グレッグ・オールマンをドラッグ・ディーラーの役で起用するなど、もともと音楽に強い関心を持っていたと思われる彼女は、ちょうど不幸な事故で幼い息子を喪ったばかりのクラプトンに、その低予算作品の音楽を依頼した。これといったコネクションもなく、いわゆる「ダメもと」だったわけだが、ところがある日、予想に反して、スコアのアイディアといくつかの曲が届けられた。葬儀を終えたあと、小さなスパニッシュ・ギターを抱えて一人で静かな時間を過ごしていたという彼に、未知の存在だったはずの女性監督がつくり上げた作品は、なにか、とても強く訴えるものを持っていたに違いない。こうして二人の間に太い絆と信頼関係が生まれ、20年以上の歳月を経て、究極のドキュメンタリー作品をつくることに決めたとき、「仕上げは彼女に任せるしかない」と考えたのだそうだ。

 スマートフォンで自撮りしたと思われるB.B.キングへの追悼コメントで幕を開ける『エリック・クラプトン 12小節の人生』は、すでに書いたとおり、起伏に富んだ人生と半世紀以上に及ぶ音楽家としての軌跡をテーマにした作品だが、単純に時間の流れに沿って七十有余年をたどったものではない。その方向性は2007年出版の自叙伝『クラプトン』ともかなり異なっていて、全体的な印象として、「そこまでやりますか」と思ってしまうほど、挫折や苦悩、苦境に重きが置かれている。

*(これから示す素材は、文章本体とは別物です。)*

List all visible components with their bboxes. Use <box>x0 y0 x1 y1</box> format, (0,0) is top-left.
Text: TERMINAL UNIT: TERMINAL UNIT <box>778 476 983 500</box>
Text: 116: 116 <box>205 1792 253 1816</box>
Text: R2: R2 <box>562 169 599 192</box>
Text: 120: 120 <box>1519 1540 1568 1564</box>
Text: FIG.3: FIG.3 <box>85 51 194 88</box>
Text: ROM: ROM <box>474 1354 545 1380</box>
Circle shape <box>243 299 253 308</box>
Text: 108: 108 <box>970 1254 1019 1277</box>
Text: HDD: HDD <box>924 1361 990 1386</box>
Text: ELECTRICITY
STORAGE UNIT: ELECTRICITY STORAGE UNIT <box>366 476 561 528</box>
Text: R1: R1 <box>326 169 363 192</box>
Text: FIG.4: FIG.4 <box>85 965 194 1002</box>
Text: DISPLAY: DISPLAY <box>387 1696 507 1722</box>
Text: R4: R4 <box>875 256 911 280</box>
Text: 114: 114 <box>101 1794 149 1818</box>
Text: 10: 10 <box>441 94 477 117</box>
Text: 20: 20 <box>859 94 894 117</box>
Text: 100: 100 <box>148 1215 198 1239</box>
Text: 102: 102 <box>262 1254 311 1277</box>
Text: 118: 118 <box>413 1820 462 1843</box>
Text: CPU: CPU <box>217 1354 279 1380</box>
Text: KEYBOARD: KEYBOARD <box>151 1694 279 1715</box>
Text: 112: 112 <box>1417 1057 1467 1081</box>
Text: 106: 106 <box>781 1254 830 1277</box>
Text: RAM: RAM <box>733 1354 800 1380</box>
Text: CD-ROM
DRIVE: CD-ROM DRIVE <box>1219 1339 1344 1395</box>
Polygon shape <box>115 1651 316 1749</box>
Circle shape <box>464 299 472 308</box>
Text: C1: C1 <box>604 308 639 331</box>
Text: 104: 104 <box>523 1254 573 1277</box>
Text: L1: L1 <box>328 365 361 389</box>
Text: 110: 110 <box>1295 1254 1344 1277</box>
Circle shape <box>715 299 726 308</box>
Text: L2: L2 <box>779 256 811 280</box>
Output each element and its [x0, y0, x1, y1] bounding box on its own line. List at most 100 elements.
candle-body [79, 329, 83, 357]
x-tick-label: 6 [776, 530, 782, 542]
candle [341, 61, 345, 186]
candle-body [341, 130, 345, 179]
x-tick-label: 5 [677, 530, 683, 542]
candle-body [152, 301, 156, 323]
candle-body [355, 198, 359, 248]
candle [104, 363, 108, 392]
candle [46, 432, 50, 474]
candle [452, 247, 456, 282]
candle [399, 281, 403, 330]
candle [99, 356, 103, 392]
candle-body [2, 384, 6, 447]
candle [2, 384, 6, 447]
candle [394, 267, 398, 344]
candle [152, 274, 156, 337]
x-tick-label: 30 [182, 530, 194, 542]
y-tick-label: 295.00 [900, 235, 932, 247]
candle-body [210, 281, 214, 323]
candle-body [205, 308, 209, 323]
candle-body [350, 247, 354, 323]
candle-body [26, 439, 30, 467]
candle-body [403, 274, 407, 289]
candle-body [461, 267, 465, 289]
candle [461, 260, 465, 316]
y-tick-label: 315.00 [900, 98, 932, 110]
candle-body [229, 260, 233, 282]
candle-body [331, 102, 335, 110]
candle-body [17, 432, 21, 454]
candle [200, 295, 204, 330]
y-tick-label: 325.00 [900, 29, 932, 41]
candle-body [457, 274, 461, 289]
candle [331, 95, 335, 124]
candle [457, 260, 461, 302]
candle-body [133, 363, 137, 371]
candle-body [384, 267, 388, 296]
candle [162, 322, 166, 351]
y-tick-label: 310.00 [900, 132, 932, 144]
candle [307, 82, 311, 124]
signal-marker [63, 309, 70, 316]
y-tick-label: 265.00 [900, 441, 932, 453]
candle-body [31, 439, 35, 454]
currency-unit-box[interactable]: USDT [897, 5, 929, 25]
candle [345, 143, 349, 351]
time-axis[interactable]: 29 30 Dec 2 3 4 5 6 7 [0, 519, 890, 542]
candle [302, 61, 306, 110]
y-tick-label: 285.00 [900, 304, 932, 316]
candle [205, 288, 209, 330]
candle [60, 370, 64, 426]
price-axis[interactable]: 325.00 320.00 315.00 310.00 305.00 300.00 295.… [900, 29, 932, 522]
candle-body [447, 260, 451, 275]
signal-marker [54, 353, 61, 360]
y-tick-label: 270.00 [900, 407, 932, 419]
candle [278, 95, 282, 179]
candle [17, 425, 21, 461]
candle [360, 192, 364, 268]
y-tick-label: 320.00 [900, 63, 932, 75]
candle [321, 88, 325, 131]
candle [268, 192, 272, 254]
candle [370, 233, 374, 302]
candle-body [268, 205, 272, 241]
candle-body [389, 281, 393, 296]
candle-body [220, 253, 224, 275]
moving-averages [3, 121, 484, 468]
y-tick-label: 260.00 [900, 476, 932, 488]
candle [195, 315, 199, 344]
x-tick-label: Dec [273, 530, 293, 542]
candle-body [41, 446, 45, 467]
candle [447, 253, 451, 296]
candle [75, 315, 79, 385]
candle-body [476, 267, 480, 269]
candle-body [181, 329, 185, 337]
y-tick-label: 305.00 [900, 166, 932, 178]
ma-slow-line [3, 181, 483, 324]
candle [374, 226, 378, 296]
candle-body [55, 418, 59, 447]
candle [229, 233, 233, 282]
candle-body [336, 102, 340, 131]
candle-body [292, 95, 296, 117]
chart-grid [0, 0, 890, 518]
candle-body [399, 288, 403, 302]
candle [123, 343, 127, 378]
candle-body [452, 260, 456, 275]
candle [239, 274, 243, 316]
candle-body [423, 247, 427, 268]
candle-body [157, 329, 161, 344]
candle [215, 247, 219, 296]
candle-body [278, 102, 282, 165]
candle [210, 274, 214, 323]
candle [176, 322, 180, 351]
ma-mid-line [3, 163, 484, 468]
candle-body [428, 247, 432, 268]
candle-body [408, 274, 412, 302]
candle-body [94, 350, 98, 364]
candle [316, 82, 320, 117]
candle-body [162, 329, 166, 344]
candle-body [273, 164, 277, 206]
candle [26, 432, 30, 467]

 たとえば、複雑な生い立ち、親友ジョージ・ハリスンの妻パティを深く愛してしまった苦しい想い、ドラッグやアルコールへの過剰な依存などは克明に描かれていて、その反面、1974年の「奇跡の復活」に関しては、あの『461オーシャン・ブールヴァード』や『アイ・ショット・ザ・シェリフ』の大ヒットにすらほとんど触れられていない。なんとかドラッグを克服した男を待っていたのはどこでも簡単に手に入るアルコールの魔の手、といった描き方なのだ。このあたりは、クラプト自身が強くこだわったことであったに違いない。